The next year, 1779, South Carolina feared an imminent invasion by the British. Governor John Rutledge sent Brigadier General Isaac Huger to the Continental Congress to request military aid. When Huger arrived in Philadelphia, he met with a 5-member committee of the Congress tasked with developing a plan to defend the southern states. Henry was a member of the committee. After discussing the matter with Huger, the committee presented a report to Congress recommending that South Carolina and Georgia raise a Black battalion of “3000 able bodied Negroes.” Congress adopted the plan and agreed to pay $1000 to the owner of each slave enrolled and all who served loyally would receive their freedom and $50 at the conclusion of the war. The Continental Congress conditioned the plan upon the approval of the two state governments.

Congress then commissioned John Laurens as a Lt. Colonel and directed him to travel to South Carolina and present the plan to the government. Governor Rutledge and the privy council were deeply disappointed that instead of sending Continental troops, Congress instead proposed that the state arm its enslaved.
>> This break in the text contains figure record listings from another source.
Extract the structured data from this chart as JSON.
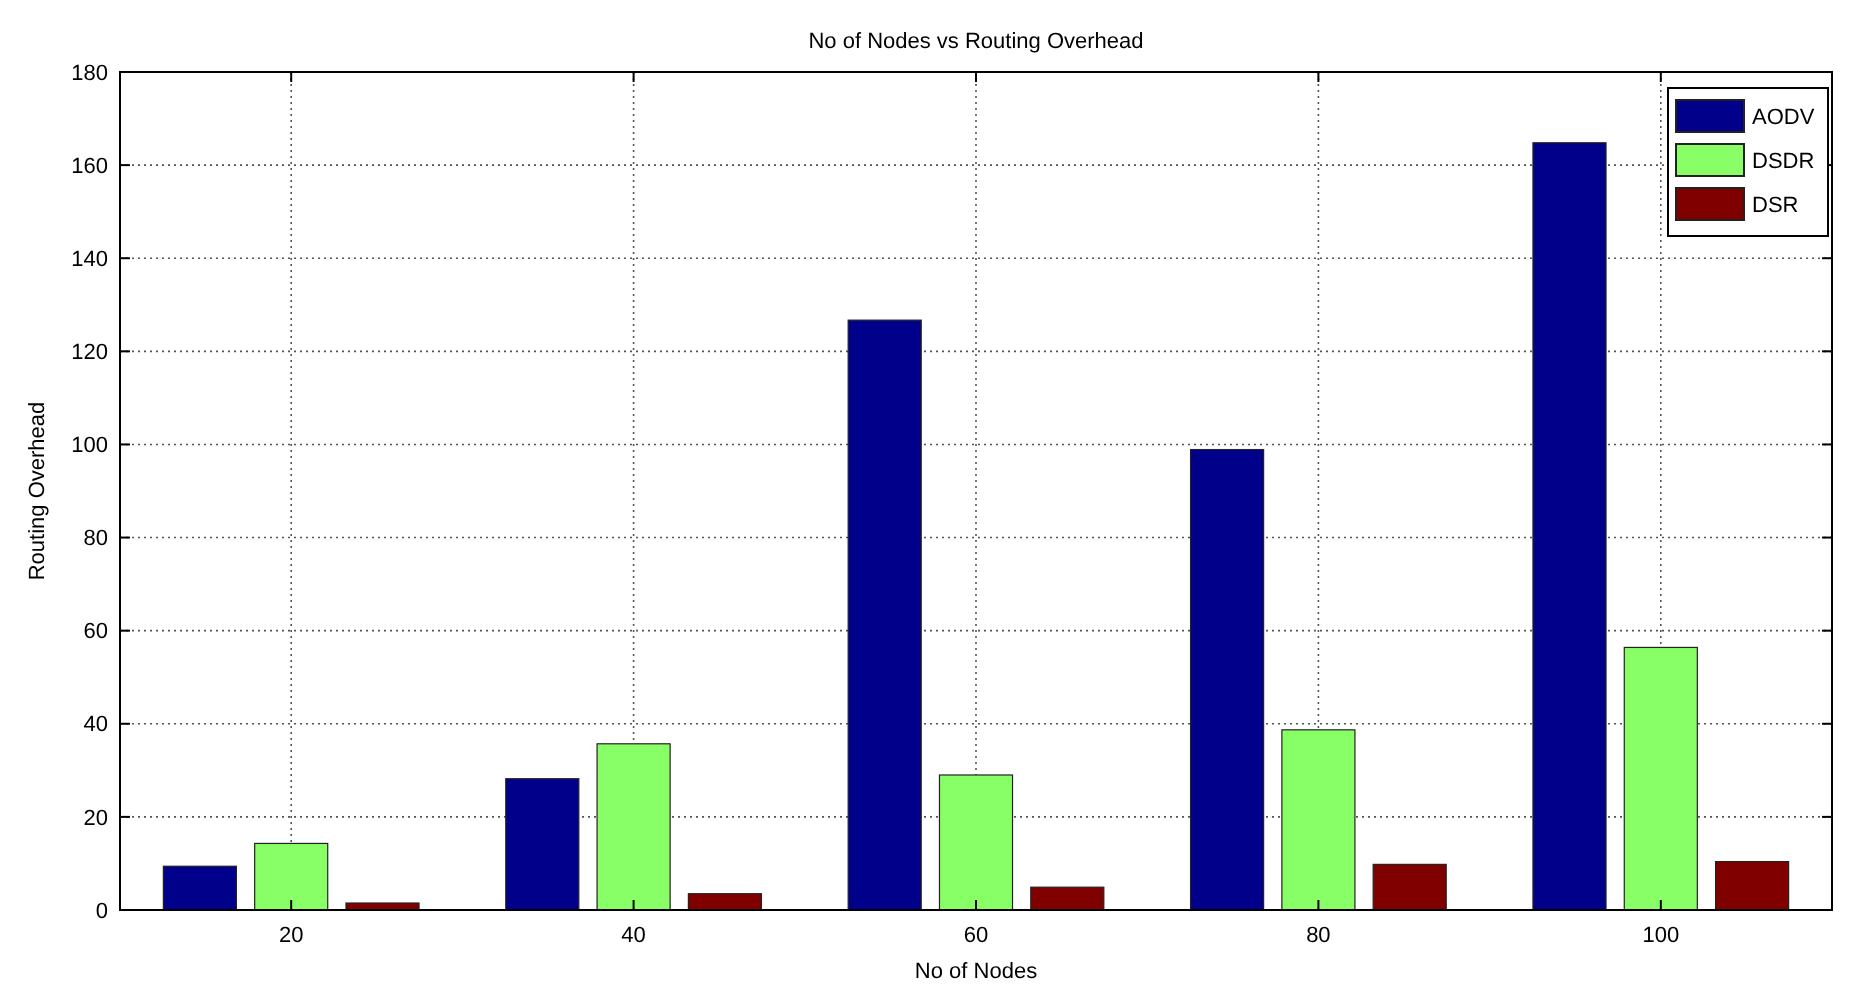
{
  "chart_data": {
    "type": "bar",
    "title": "No of Nodes vs Routing Overhead",
    "xlabel": "No of Nodes",
    "ylabel": "Routing Overhead",
    "categories": [
      "20",
      "40",
      "60",
      "80",
      "100"
    ],
    "series": [
      {
        "name": "AODV",
        "color": "#00008b",
        "values": [
          9.4,
          28.2,
          126.7,
          98.9,
          164.8
        ]
      },
      {
        "name": "DSDR",
        "color": "#88ff66",
        "values": [
          14.3,
          35.7,
          29,
          38.7,
          56.4
        ]
      },
      {
        "name": "DSR",
        "color": "#800000",
        "values": [
          1.5,
          3.5,
          4.9,
          9.8,
          10.4
        ]
      }
    ],
    "ylim": [
      0,
      180
    ],
    "yticks": [
      0,
      20,
      40,
      60,
      80,
      100,
      120,
      140,
      160,
      180
    ],
    "grid": true,
    "legend": "top right"
  }
}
On May 26, Governor Rutledge and the council formally rejected the Congress’s plan.

John Laurens’ idea would be rejected two more times. After his exchange in November 1780, he planned on returning to South Carolina with the expectation that attitudes had changed since the surrender of Charleston and the government would be agreeable to a slave battalion. From his own funds, he acquired uniforms and arms for 400 soldiers. Before he could leave Philadelphia for South Carolina, plans changed and Congress elected him a special minister to France, as discussed in last month’s article. Following the surrender at Yorktown in 1781, John Laurens once again returned to South Carolina. Contrary to his father’s fear of shame, he was selected a member of the Jacksonborough Assembly which first convened on January 8, 1782. Even though the British had surrendered at Yorktown, Charleston was still occupied and fighting continued in the state. John proposed to the Assembly that the state take 2,500 slaves confiscated from Loyalists’ plantations and form a slave battalion. Again, this motion was overwhelmingly unpopular and promptly voted down. He would die in battle before the end of the year.

During the war, African Americans fought on both sides. It is estimated 20,000 served in the British cause, which, like John Laurens, promised freedom at the conclusion of hostilities. It is also estimated that as many as 5,000 Black soldiers saw combat for the Patriots, the most famous being the 1st Rhode Island Regiment.